A data structure for mapping metadata to text subsequences

BSD3 licensed
Maintained by cygnus@foobox.com


This library provides a data structure for associating arbitrary metadata ("markup") with subsequences of text. The motivation for this library is to provide a tool for mapping text attributes to text sequences in terminal applications where we may want to perform many such mappings by searching text with regular expressions or using parsers to do syntax highlighting.

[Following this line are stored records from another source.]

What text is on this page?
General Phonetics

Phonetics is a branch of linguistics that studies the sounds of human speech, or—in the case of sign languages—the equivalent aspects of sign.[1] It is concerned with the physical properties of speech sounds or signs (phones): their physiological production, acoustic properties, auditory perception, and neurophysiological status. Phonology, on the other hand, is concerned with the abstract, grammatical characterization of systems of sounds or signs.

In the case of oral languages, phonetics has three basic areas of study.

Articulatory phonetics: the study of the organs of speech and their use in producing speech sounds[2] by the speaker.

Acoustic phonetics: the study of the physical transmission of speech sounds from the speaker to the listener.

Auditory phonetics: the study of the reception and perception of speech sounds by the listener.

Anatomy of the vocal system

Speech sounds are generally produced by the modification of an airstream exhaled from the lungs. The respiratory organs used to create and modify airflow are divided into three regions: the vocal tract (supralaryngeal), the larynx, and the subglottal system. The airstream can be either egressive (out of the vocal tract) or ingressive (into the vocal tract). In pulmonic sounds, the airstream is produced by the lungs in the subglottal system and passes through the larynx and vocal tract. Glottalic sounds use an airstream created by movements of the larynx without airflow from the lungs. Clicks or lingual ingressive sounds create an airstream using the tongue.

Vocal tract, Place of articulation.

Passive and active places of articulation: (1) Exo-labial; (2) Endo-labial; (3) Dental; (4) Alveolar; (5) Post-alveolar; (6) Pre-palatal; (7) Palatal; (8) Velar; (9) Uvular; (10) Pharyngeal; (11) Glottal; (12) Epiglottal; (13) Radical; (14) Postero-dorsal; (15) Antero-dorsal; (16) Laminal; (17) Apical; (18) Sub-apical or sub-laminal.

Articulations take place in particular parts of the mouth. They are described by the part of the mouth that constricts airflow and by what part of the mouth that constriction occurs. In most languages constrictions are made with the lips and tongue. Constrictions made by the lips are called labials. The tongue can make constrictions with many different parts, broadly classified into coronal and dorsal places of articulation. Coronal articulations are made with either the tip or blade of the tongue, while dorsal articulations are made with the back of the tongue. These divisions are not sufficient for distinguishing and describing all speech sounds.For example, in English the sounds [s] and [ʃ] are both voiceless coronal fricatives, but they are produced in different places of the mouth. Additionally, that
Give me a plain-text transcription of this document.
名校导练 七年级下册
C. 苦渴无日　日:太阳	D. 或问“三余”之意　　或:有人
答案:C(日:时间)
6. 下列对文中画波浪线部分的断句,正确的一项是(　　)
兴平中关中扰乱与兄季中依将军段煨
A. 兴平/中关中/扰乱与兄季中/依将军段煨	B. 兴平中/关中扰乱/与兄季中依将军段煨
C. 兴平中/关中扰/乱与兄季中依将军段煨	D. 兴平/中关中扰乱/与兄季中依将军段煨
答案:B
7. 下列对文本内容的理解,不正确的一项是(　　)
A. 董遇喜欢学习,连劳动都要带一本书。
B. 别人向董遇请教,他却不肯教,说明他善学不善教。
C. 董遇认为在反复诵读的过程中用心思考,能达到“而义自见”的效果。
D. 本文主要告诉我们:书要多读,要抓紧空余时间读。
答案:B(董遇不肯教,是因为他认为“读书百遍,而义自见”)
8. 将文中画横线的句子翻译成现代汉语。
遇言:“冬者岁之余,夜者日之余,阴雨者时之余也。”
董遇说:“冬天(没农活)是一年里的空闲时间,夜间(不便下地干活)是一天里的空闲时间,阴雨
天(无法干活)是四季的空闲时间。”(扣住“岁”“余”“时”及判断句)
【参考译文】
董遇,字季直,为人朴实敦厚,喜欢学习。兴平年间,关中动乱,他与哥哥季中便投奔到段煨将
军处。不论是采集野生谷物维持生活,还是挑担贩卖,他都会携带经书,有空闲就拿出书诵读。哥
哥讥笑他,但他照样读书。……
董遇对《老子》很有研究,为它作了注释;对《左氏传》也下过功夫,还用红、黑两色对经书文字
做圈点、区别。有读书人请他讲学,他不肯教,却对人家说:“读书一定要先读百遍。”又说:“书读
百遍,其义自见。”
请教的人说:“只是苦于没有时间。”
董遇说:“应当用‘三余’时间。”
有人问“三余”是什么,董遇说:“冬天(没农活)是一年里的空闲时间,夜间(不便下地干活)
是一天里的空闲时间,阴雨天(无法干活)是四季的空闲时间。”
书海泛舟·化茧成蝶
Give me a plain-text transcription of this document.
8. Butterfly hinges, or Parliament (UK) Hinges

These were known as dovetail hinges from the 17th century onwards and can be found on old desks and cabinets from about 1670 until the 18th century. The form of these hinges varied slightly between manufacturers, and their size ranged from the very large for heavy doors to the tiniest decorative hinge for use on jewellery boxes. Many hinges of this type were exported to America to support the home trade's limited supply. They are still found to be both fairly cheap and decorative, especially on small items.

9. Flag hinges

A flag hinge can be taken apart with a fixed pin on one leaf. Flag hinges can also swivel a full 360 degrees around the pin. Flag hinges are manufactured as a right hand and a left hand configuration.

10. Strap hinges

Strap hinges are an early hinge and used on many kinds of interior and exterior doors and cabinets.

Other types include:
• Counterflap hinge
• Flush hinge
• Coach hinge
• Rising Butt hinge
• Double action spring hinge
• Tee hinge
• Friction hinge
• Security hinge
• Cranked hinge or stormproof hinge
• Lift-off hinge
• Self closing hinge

The main interface to the library is through three functions:

  • toMarkup - convert a Text into a Markup a,
  • markRegion - mark a region of the Text with a metadata value of type a, and
  • fromMarkup - recover the subsequences of the text with accompanying metadata.

For example,

> let m = toMarkup (T.pack "some@email.com http://google.com/") Nothing
> fromMarkup $ markRegion 27 18 (Just "url")
             $ markRegion 15 11 (Just "ipv4")
             $ markRegion 0 14 (Just "e-mail") m
[ ("some@email.com"    , Just "e-mail")
, (" "                 , Nothing)
, (""       , Just "ipv4")
, (" "                 , Nothing)
, ("http://google.com/", Just "url")

Applying the same markup to adjacent regions results in a merge:

> let m = toMarkup (T.pack "foobar") Nothing
> fromMarkup $ markRegion 0 3 (Just "token") m
[("foo",Just "token"),("bar",Nothing)]
> fromMarkup $ markRegion 3 3 (Just "token")
             $ markRegion 0 3 (Just "token") m
[("foobar",Just "token")]